Health Minister, Hon. Dr. Fenton Ferguson, says he is willing to look at the possibility of allowing businesses, especially in the tourist industry, to have a special area outdoors to facilitate smokers.

The Minister, who was speaking on the Jamaica Information Service (JIS) programme, ‘Issues and Answers’, on July 18, was clear about not allowing smoking rooms.

“The evidence is clear that smoking kills. The evidence is clear that passive smoking kills. So, to put 10 to 15 persons in this room, what you are essentially setting up is a death chamber, because you now have concentration of smoking,” the Minister said.

He noted that on a visit to one of Kingston’s most popular hotels, he was shown an area some five metres from the entrance, where smoke was not allowed to get into the building, and “they have created a little garden and an area where, if persons want to smoke from time to time, you can go out there and have your little smoke.”

“I am not encouraging it, but I am not opposed to that,” Dr. Ferguson said.

He pointed out that the new anti-smoking regulations are not a wholesale ban on smoking. “What we want to define is that once it (smoking) is going to impinge on someone else’s right, then the ban chips in. So in essence, if you want the right to smoke, do it where you do not affect the public in general,” the Minister said.

Dr. Ferguson said he is not averse to having a second look at the penalties for breaking the ban, to include mandatory counselling for offenders.

“I know some persons are a little worried about the fines and even conviction. My thing is not about sending anyone to prison. So, probably we might need to look, in revisiting, at some kind of mandatory counselling sessions, because cigarette smoking is an addiction and to that extent, it oftentimes require professional help,” he argued.

The Minister pointed out that the ban on smoking in specific public places, in addition to protecting the lives of non smokers, including workers and children, is also part of an overall vision of the administration to “create for Jamaica, going forward, the health hub for the Americas.”

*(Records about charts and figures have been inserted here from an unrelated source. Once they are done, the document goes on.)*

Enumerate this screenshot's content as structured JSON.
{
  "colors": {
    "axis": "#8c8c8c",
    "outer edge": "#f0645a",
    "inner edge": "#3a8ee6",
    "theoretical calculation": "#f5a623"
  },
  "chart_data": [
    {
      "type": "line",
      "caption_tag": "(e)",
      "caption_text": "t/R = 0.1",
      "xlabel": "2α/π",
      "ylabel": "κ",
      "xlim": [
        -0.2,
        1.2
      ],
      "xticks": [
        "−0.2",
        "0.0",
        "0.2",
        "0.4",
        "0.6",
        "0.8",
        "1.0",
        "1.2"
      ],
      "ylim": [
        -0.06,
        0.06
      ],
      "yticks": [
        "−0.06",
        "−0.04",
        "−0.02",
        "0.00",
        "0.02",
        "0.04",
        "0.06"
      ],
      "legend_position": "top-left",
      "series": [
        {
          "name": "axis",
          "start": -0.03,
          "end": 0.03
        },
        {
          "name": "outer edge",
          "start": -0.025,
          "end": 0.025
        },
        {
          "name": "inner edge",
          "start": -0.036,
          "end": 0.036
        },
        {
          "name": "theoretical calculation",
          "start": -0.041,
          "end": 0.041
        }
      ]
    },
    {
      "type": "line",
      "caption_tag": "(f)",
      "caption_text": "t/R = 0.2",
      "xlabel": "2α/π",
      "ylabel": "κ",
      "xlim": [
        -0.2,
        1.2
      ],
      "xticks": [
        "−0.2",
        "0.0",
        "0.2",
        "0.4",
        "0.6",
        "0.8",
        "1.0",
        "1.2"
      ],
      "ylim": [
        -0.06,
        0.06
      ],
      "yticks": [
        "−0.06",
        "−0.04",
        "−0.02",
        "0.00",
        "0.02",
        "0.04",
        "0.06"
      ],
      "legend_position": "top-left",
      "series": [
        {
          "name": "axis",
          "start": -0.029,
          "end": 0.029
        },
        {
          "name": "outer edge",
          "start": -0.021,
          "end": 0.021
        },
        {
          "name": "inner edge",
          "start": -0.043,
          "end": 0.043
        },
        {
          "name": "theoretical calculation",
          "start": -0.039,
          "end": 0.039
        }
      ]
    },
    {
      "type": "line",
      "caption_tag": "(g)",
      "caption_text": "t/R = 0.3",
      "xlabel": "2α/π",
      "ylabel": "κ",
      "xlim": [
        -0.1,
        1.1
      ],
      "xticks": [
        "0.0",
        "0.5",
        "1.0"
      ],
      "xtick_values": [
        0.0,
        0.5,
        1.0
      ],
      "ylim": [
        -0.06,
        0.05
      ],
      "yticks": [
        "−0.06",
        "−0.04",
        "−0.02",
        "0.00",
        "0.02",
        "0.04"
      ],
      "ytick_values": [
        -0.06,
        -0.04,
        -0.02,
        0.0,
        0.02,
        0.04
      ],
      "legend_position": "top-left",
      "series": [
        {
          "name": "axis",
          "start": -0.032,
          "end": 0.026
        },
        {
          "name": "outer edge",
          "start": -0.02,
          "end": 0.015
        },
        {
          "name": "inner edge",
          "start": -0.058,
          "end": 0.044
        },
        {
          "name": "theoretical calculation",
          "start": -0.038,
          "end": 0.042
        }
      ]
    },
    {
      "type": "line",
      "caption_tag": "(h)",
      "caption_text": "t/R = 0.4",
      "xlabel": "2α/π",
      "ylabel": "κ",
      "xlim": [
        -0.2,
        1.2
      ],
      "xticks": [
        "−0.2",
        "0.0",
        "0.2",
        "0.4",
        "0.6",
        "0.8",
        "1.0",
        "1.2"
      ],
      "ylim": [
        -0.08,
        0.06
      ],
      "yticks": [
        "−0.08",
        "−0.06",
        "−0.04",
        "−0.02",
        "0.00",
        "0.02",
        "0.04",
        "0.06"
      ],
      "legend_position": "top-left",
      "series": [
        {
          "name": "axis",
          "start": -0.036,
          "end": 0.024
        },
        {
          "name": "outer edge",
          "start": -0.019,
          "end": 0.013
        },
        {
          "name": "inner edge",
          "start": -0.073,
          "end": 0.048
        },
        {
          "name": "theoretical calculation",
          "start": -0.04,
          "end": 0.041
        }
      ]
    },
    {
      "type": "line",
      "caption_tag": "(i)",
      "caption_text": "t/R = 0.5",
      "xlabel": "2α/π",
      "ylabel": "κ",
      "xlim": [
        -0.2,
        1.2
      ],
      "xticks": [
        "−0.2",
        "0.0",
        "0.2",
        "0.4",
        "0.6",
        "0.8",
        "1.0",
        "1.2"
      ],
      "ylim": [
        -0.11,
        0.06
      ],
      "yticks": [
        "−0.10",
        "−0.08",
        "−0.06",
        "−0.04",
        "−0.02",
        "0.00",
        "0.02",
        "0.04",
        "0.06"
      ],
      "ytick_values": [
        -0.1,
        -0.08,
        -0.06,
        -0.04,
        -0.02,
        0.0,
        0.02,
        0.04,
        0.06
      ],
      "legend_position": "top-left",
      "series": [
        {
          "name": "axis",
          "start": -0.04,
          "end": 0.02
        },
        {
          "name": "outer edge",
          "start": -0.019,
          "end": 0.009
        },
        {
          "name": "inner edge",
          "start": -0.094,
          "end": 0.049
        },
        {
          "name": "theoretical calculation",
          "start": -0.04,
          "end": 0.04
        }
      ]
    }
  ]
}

Dr. Ferguson noted that Jamaica is the fourth in the region, behind Trinidad and Tobago, Barbados and Suriname, to have implemented the ban on smoking in specific public places. He also informed that it is not an attempt at any kind of draconian action to trample on anyone’s rights, but to protect workers, children and non-smokers.

“For those who are arguing…rights have to be balanced, because the evidence we have, relative to smoking, is that six million persons are dying annually across the globe from cigarette smoking. Of that number, 600,000 are dying from passive smoking,” the Minister said.

“Every six seconds, someone dies from some kind of tobacco related illness. One in 10 adults across the globe annually dies from some kind of tobacco related illness. Fifty per cent of the one billion smokers who continue to smoke will die from some kind of tobacco related illness. Eighty per cent of the persons affected by tobacco smoking are found in low and middle income countries like Jamaica,” he added.

He emphasized that the impact of the ban will be seen in the long term, noting that he will be saving people’s lives in the process. He also informed that the Ministry, in collaboration with other stakeholders, will be embarking on a massive public education programme over the next eight months.